Capítulo 1
DIRÍA que no fue buena idea disfrazarme de pirata y emborracharme antes de entrar en la fiesta de disfraces.
No. No fue buena idea. Sobre todo el hecho de ir de pirata.
Miré de arriba abajo a la chica que estaba haciendo cola a mi lado, que hacía todo lo posible por evitar mi mirada. Sus labios eran una obra de ingeniería; el inferior le sobresalía caprichosamente. O a lo mejor era un puchero. En cualquier caso, ese labio era el candidato perfecto para acabar entre mis dientes. No entiendo cómo había podido meter su silueta en ese increíble vestido ajustado de gata, pero estaba decidido a ayudarla a salir de él en caso necesario.
Acerqué mi cara a ella.
—Miau.
Menuda frase para ligar.
Me escrutó a través de su negra y fina máscara.
—Si tu idea es rascarme la barriga o intentas hacer algún jueguecito con las partes del cuerpo, te robaré la espada y vas a tener que necesitar una pata de palo.
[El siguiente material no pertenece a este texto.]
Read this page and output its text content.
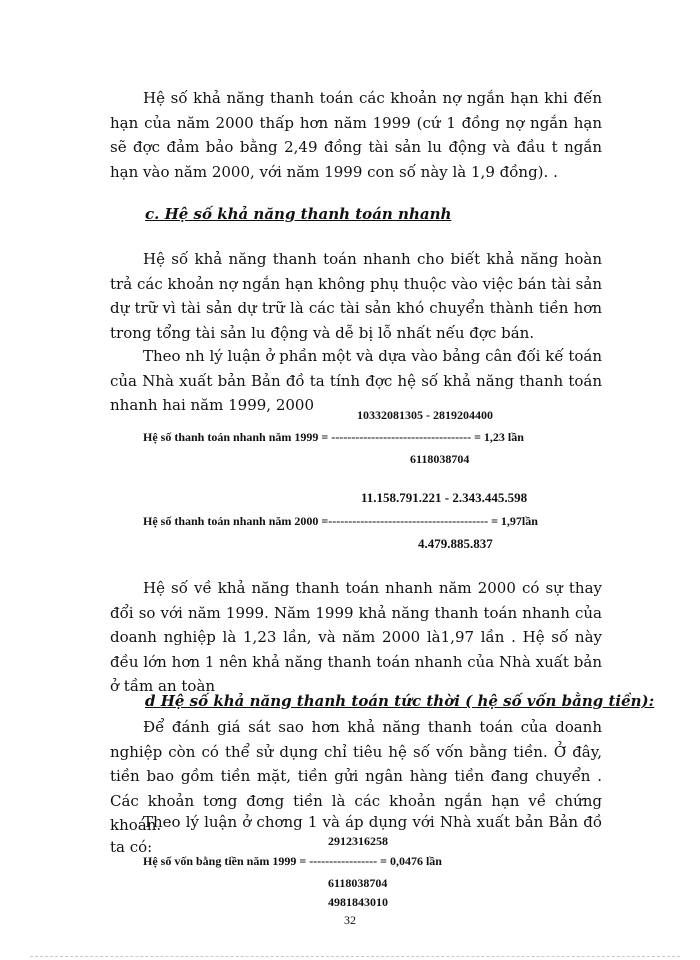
Hệ số khả năng thanh toán các khoản nợ ngắn hạn khi đến hạn của năm 2000 thấp hơn năm 1999 (cứ 1 đồng nợ ngắn hạn sẽ đợc đảm bảo bằng 2,49 đồng tài sản lu động và đầu t ngắn hạn vào năm 2000, với năm 1999 con số này là 1,9 đồng). .

c. Hệ số khả năng thanh toán nhanh

Hệ số khả năng thanh toán nhanh cho biết khả năng hoàn trả các khoản nợ ngắn hạn không phụ thuộc vào việc bán tài sản dự trữ vì tài sản dự trữ là các tài sản khó chuyển thành tiền hơn trong tổng tài sản lu động và dễ bị lỗ nhất nếu đợc bán.

Theo nh lý luận ở phần một và dựa vào bảng cân đối kế toán của Nhà xuất bản Bản đồ ta tính đợc hệ số khả năng thanh toán nhanh hai năm 1999, 2000

10332081305 - 2819204400

Hệ số thanh toán nhanh năm 1999 = ----------------------------------- = 1,23 lần

6118038704

11.158.791.221 - 2.343.445.598

Hệ số thanh toán nhanh năm 2000 =---------------------------------------- = 1,97lần

4.479.885.837

Hệ số về khả năng thanh toán nhanh năm 2000 có sự thay đổi so với năm 1999. Năm 1999 khả năng thanh toán nhanh của doanh nghiệp là 1,23 lần, và năm 2000 là1,97 lần . Hệ số này đều lớn hơn 1 nên khả năng thanh toán nhanh của Nhà xuất bản ở tầm an toàn

d Hệ số khả năng thanh toán tức thời ( hệ số vốn bằng tiền):

Để đánh giá sát sao hơn khả năng thanh toán của doanh nghiệp còn có thể sử dụng chỉ tiêu hệ số vốn bằng tiền. Ở đây, tiền bao gồm tiền mặt, tiền gửi ngân hàng tiền đang chuyển . Các khoản tơng đơng tiền là các khoản ngắn hạn về chứng khoán.

Theo lý luận ở chơng 1 và áp dụng với Nhà xuất bản Bản đồ ta có:	2912316258

Hệ số vốn bằng tiền năm 1999 = ----------------- = 0,0476 lần

6118038704

4981843010

32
O peor. ¿Lo has entendido, soldado?
—Sí, mi capitán —le contesté, ofreciéndole un saludo entusiasta.
Me dio la espalda y se puso de puntillas, moviendo la cabeza para observar la trayectoria de la cola. La vista trasera era tan espectacular que opté por no decir nada más hasta que estuviéramos dentro y así disfrutarlo con calma.
Pero me pilló mirándola.
—¿Te has vestido de gata, o de tigresa? —pregunté rápidamente, arrastrando las palabras. Todo lo que abarcaba mi vista viró hacia la izquierda—. ¿Has venido a la fiesta de disfraces?
—No, me gusta ir por las calles de Ivy Springs vestida de animal salvaje.
—Grrr —gruñí, mientras fingía arañarla con garras imaginarias.
No hubo respuesta.
Apoyé la cabeza en la rugosa pared de ladrillos, me quité la peluca para rascarme la cabeza y me la puse otra vez. La llevaba un poco torcida. O a lo mejor solo era una sensación.
—Te van a hacer preguntas para dejarte pasar. —La Tigresa miraba mis rastas con ademán desconfiado—. ¿Cuánto has bebido para acabar así? ¿Vas a echar la pota encima de mis zapatos?
Tenía ganas de cerrar los ojos porque la cabeza me daba vueltas, pero no podía dejar de mirarla. Intenté dejar la mente en blanco durante un segundo e intentar comprender algo, pero el alcohol había hecho mella en mí.
—No voy a echar la pota en tus zapatos —le respondí, mientras me prometía a mí mismo que pondría las manos encima de esas curvas. Sucumbí al mareo y cerré los ojos un segundo—. Es que he tenido un día de perros.
—Y estás a punto de explicármelo, ¿no?
No había ninguna manera optimista de explicarle a una chica que acababa de conocer que mi padre había regresado de entre los muertos, que mi madre seguía en coma y que un batallón entero de la guerra de Secesión había aparecido frente a mi casa esa misma tarde.
—No soy muy hablador. Me gusta más la acción.
—Qué raro que no me sorprenda.
Le guiñé un ojo con picardía.
—¿Y a ti, por casualidad, te gusta la acción?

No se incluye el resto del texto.